Returners came back with a vengeance and underclassmen — even freshmen — had a chance to step up. A second injury in three years cost him more than any other player could.

“I think if he doesn’t get injured, he’s playing a lot more,” Coach Paul Hewitt said. “He had a bad ankle injury versus Marquette and subsequent to getting back on the court, he had a bad blister on the back of his foot. All those things contributed to a situation where certain guys got ahead of him.”

Starting guard Andre Cornelius missed 10 games at the beginning of the season, but came back and upended the starting lineup, moving in where Hewitt rotated underclassmen at the top of the key.

Forward Mike Morrison missed nearly all of his offseason games coming back from an injury of his own, but came back knowing his starting job would not be in jeopardy.

Both upperclassmen had something that Bennett could not claim. Not age, not their class, not even the number of minutes they played in years past, but the fact they had already established themselves as role players.

Cornelius returned as a point guard who liked to shoot – before he was moved to the shooting guard role – and Morrison returned as the team’s strong, physical hype man.

“[Cornelius] was one of three guys that had the most minutes that were played out of all of us,” Bennett said of last year’s point guard.

It was Bennett’s second experience missing a chunk of playing time. After breaking his wrist his first year, he was sidelined alongside teammate Vertrail Vaughns, making both of them redshirt sophomores this year. Vaughns came back keeping his unorthodox shot, draining treys from every part of the arc, eyeing the six-man spot after Isaiah Tate left. Consistency gave him a starting job.
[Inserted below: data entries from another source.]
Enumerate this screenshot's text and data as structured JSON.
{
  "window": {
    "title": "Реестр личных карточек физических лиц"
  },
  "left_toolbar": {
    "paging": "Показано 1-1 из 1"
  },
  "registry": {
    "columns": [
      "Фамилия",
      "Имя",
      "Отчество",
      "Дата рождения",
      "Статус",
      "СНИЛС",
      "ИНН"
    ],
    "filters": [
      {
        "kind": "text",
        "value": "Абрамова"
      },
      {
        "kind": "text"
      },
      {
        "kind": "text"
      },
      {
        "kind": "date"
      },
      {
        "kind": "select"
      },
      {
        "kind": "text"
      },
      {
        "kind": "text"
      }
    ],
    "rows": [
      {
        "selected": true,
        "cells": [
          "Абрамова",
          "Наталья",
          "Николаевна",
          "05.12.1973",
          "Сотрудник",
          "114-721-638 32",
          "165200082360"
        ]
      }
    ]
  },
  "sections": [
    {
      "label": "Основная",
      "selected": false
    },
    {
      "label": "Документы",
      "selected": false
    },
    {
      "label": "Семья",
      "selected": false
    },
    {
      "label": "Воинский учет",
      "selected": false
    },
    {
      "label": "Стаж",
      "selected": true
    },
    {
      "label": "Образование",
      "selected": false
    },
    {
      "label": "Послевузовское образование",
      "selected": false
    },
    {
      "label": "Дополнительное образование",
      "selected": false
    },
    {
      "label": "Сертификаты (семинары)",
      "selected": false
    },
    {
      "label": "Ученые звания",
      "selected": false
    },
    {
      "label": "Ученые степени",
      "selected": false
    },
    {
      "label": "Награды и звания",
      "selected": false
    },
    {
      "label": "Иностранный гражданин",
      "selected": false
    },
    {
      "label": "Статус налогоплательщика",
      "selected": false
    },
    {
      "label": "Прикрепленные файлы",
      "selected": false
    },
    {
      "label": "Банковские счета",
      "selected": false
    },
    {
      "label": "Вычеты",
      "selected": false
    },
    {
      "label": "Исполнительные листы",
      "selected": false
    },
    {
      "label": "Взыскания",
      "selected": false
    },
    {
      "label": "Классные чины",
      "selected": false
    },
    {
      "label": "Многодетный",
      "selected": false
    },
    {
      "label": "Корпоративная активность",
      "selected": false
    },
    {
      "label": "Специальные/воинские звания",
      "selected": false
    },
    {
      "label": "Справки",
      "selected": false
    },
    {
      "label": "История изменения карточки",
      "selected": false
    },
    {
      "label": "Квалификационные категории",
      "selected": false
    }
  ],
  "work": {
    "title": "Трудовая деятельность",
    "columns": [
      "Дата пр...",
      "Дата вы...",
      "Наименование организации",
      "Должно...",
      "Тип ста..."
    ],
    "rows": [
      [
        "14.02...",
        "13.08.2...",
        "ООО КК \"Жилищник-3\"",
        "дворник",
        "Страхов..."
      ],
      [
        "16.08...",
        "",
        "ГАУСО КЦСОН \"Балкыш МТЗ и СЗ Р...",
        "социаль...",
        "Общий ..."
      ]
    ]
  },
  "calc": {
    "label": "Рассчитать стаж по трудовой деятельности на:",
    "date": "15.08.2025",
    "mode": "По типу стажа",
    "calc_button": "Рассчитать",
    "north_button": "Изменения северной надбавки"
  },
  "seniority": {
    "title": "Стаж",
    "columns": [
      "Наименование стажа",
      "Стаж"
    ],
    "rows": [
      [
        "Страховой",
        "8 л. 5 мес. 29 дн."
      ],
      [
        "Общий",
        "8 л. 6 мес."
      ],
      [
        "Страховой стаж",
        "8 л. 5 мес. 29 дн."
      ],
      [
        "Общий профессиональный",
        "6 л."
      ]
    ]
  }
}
“Coach feels like, in that situation, they could go in,” Bennett said. “He’s the coach, he’s got to make decisions. I can’t do anything about that.”

The backcourt has undeniable depth to stay around for a few more years and the frontcourt has all of the team’s experience as well as the youth to back it up.
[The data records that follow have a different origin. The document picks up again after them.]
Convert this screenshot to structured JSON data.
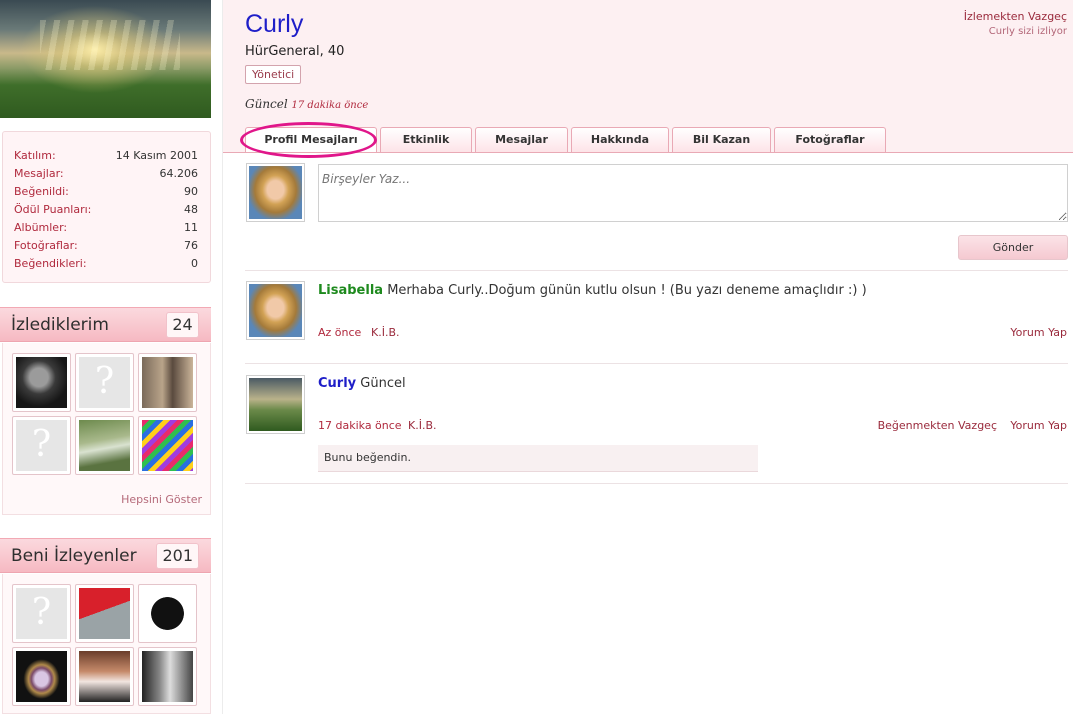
{
  "sidebar": {
    "stats": [
      {
        "label": "Katılım:",
        "value": "14 Kasım 2001"
      },
      {
        "label": "Mesajlar:",
        "value": "64.206"
      },
      {
        "label": "Beğenildi:",
        "value": "90"
      },
      {
        "label": "Ödül Puanları:",
        "value": "48"
      },
      {
        "label": "Albümler:",
        "value": "11"
      },
      {
        "label": "Fotoğraflar:",
        "value": "76"
      },
      {
        "label": "Beğendikleri:",
        "value": "0"
      }
    ],
    "following": {
      "title": "İzlediklerim",
      "count": "24",
      "show_all": "Hepsini Göster"
    },
    "followers": {
      "title": "Beni İzleyenler",
      "count": "201"
    }
  },
  "profile": {
    "username": "Curly",
    "usertitle": "HürGeneral, 40",
    "role": "Yönetici",
    "status_text": "Güncel",
    "status_time": "17 dakika önce",
    "unfollow_label": "İzlemekten Vazgeç",
    "follows_you": "Curly sizi izliyor"
  },
  "tabs": [
    "Profil Mesajları",
    "Etkinlik",
    "Mesajlar",
    "Hakkında",
    "Bil Kazan",
    "Fotoğraflar"
  ],
  "composer": {
    "placeholder": "Birşeyler Yaz...",
    "send_label": "Gönder"
  },
  "posts": [
    {
      "author": "Lisabella",
      "text": "Merhaba Curly..Doğum günün kutlu olsun ! (Bu yazı deneme amaçlıdır :) )",
      "time": "Az önce",
      "kib": "K.İ.B.",
      "reply": "Yorum Yap"
    },
    {
      "author": "Curly",
      "text": "Güncel",
      "time": "17 dakika önce",
      "kib": "K.İ.B.",
      "unlike": "Beğenmekten Vazgeç",
      "reply": "Yorum Yap",
      "liked_note": "Bunu beğendin."
    }
  ]
}
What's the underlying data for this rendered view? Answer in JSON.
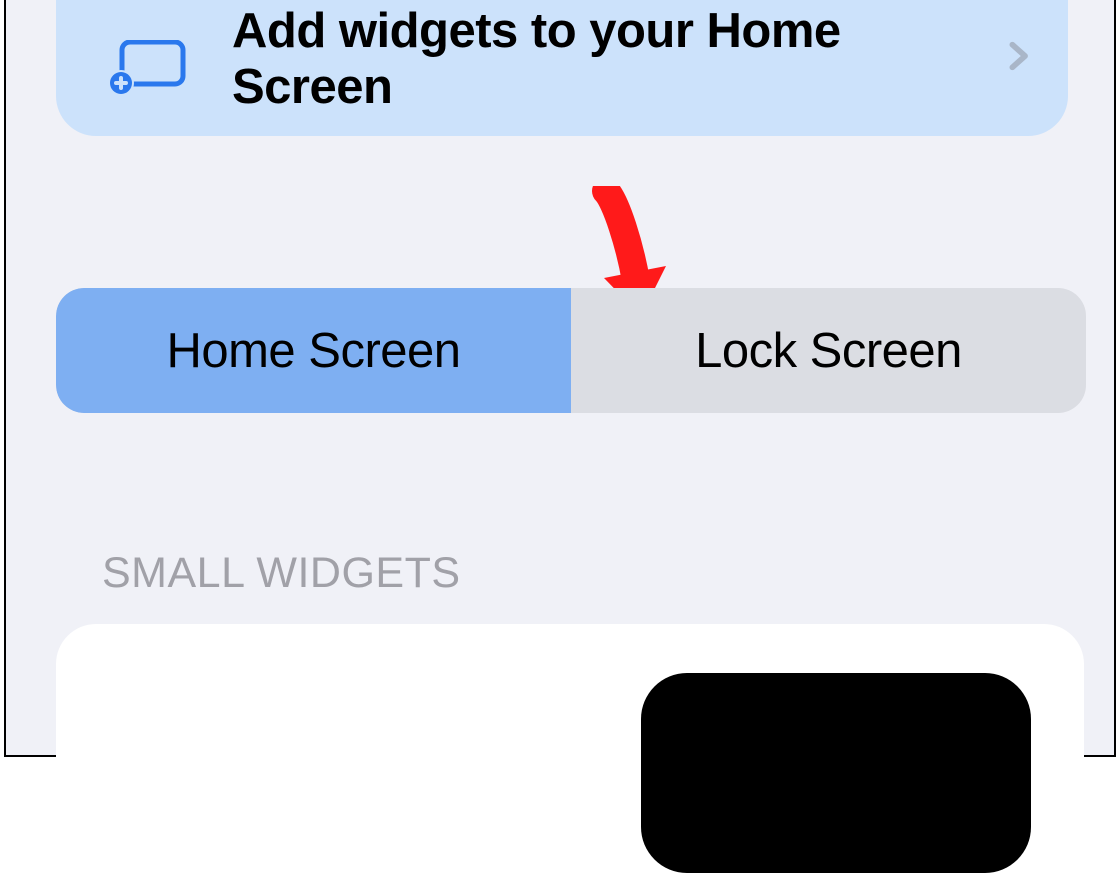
{
  "banner": {
    "title": "Add widgets to your Home Screen"
  },
  "segmented": {
    "items": [
      {
        "label": "Home Screen",
        "selected": true
      },
      {
        "label": "Lock Screen",
        "selected": false
      }
    ]
  },
  "section_header": "SMALL WIDGETS",
  "colors": {
    "banner_bg": "#cce2fb",
    "segment_selected_bg": "#7eaff2",
    "segment_bg": "#dbdde3",
    "page_bg": "#f0f1f7",
    "annotation_arrow": "#ff0000"
  },
  "icons": {
    "banner_icon": "add-widget-icon",
    "chevron": "chevron-right-icon"
  }
}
“Right now, Bryon [Allen]’s playing pretty well,” Hewitt said. “Sherrod [Wright]has really put together some solid games. [Cornelius], the second half, has been stepping up, making big threes, shooting the ball well. Vertrail, defensively, on the ball, is really, really tough. Corey [Edwards is] a good basketball point guard.
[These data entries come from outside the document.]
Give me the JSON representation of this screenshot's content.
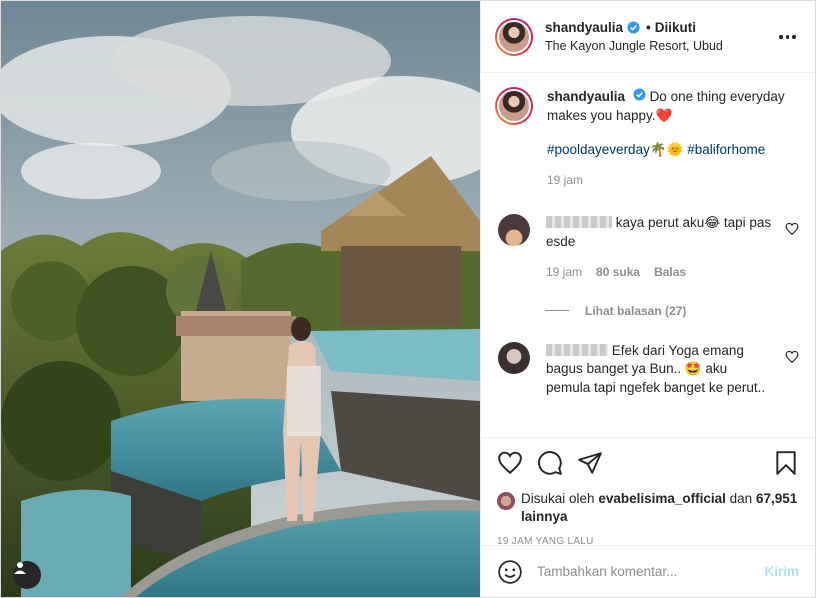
{
  "post": {
    "username": "shandyaulia",
    "separator": "•",
    "follow_state": "Diikuti",
    "location": "The Kayon Jungle Resort, Ubud"
  },
  "caption": {
    "username": "shandyaulia",
    "text": "Do one thing everyday makes you happy.",
    "emoji": "❤️",
    "hashtag1": "#pooldayeverday",
    "hashtag_emojis": "🌴🌞",
    "hashtag2": "#baliforhome",
    "time": "19 jam"
  },
  "comments": [
    {
      "text": "kaya perut aku😂 tapi pas esde",
      "time": "19 jam",
      "likes": "80 suka",
      "reply": "Balas"
    },
    {
      "text": "Efek dari Yoga emang bagus banget ya Bun.. 🤩 aku pemula tapi ngefek banget ke perut.."
    }
  ],
  "view_replies": "Lihat balasan (27)",
  "liked_by": {
    "prefix": "Disukai oleh",
    "user": "evabelisima_official",
    "and": "dan",
    "others": "67,951 lainnya"
  },
  "time_ago": "19 JAM YANG LALU",
  "add_comment": {
    "placeholder": "Tambahkan komentar...",
    "post_label": "Kirim"
  },
  "colors": {
    "link": "#00376b",
    "muted": "#8e8e8e",
    "post_disabled": "#b2dffc",
    "verified": "#3897f0",
    "heart": "#ed4956"
  },
  "icons": [
    "verified-badge-icon",
    "more-options-icon",
    "heart-icon",
    "comment-icon",
    "share-icon",
    "bookmark-icon",
    "emoji-icon",
    "user-tag-icon"
  ]
}
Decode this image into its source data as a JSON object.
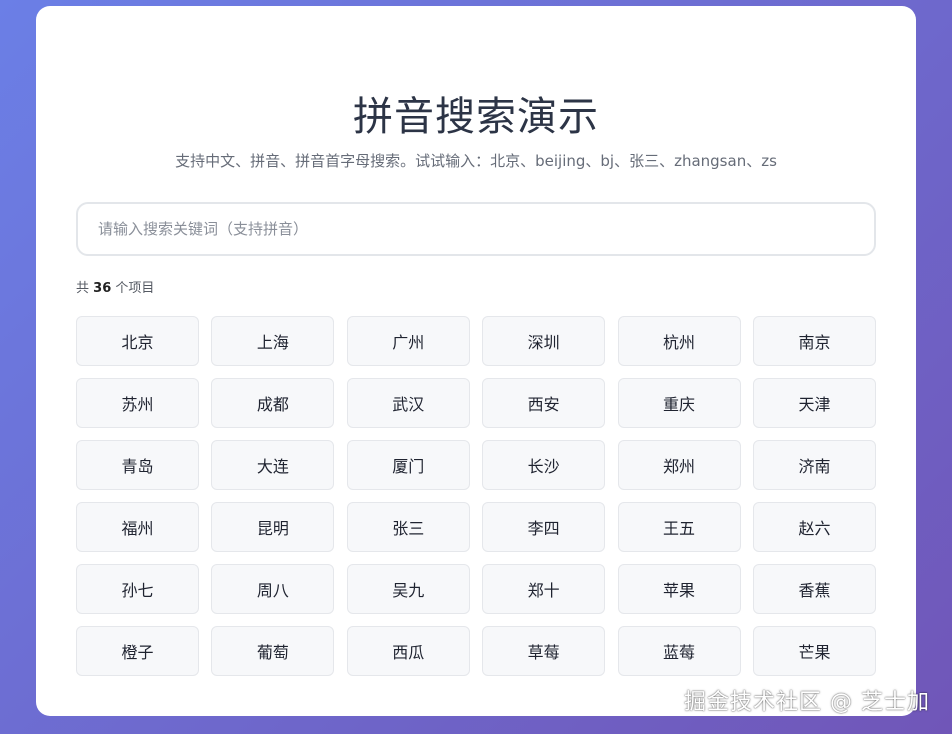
{
  "header": {
    "title": "拼音搜索演示",
    "subtitle": "支持中文、拼音、拼音首字母搜索。试试输入：北京、beijing、bj、张三、zhangsan、zs"
  },
  "search": {
    "placeholder": "请输入搜索关键词（支持拼音）",
    "value": ""
  },
  "results": {
    "count_prefix": "共",
    "count": "36",
    "count_suffix": "个项目",
    "items": [
      "北京",
      "上海",
      "广州",
      "深圳",
      "杭州",
      "南京",
      "苏州",
      "成都",
      "武汉",
      "西安",
      "重庆",
      "天津",
      "青岛",
      "大连",
      "厦门",
      "长沙",
      "郑州",
      "济南",
      "福州",
      "昆明",
      "张三",
      "李四",
      "王五",
      "赵六",
      "孙七",
      "周八",
      "吴九",
      "郑十",
      "苹果",
      "香蕉",
      "橙子",
      "葡萄",
      "西瓜",
      "草莓",
      "蓝莓",
      "芒果"
    ]
  },
  "watermark": "掘金技术社区 @ 芝士加",
  "colors": {
    "background_start": "#6b7fe6",
    "background_end": "#7056b8",
    "card": "#ffffff",
    "item_bg": "#f7f8fa",
    "item_border": "#e5e7eb"
  }
}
“Paris can play. Ryan [Pearson]’s probably the Player of the Year in the league. Mike [Morrison] is a big-time 5-man. Erik Copes is a shot-blocking rebounder. It’s nothing about him. It’s more of a numbers crunch.”

For a first-year coach, the aim is to win games and to see how different players could have an impact on the game. In that regard, Bennett should have had the upper hand.

“Early in the season at practice, I was very impressed with his knowledge. There was a game, there were a couple of practices where Bryon was out with the flu or something like that and [Bennett] ran the point,” Hewitt said. “He’s a very smart player. He’s going to be a heck of a coach one day.”

2011 was not the first time Hewitt saw the guard. Before named Bennett as the top small forward recruit in the CAA, Hewitt saw him play at St. Patrick.

“The first time I saw him play, I think I was there for Kyrie Irving. He’s always been a good guy,” Hewitt said. “I remember seeing him playing a high school game, might’ve been his senior year in Trenton, he got popped in the mouth.”

Even after that game, where — if Hewitt’s memory recalls correctly — he missed the postseason with a concussion, Bennett pushed through in getting recruited by Mason.

This is only one more step on a bumpy road.

“I’m proud of how he’s handled everything. He’s been terrific,” Hewitt said. “I’m sure he’s frustrated. I understand it, but I’ve always told players you go back to your room, you scream and yell and shout because you’re frustrated. That’s fine, but when you’re part of a team, you have to stay ready and have a positive outlook.”

With motivation like that from his coach, Bennett is certainly not taking a back seat to his own recovery. There are seemingly no thoughts of transferring, just thoughts on working for another opportunity.

“All I’ve got to do is keep playing hard. I know if I work hard, I’ll keep getting better,” Bennett said. “I love it here.”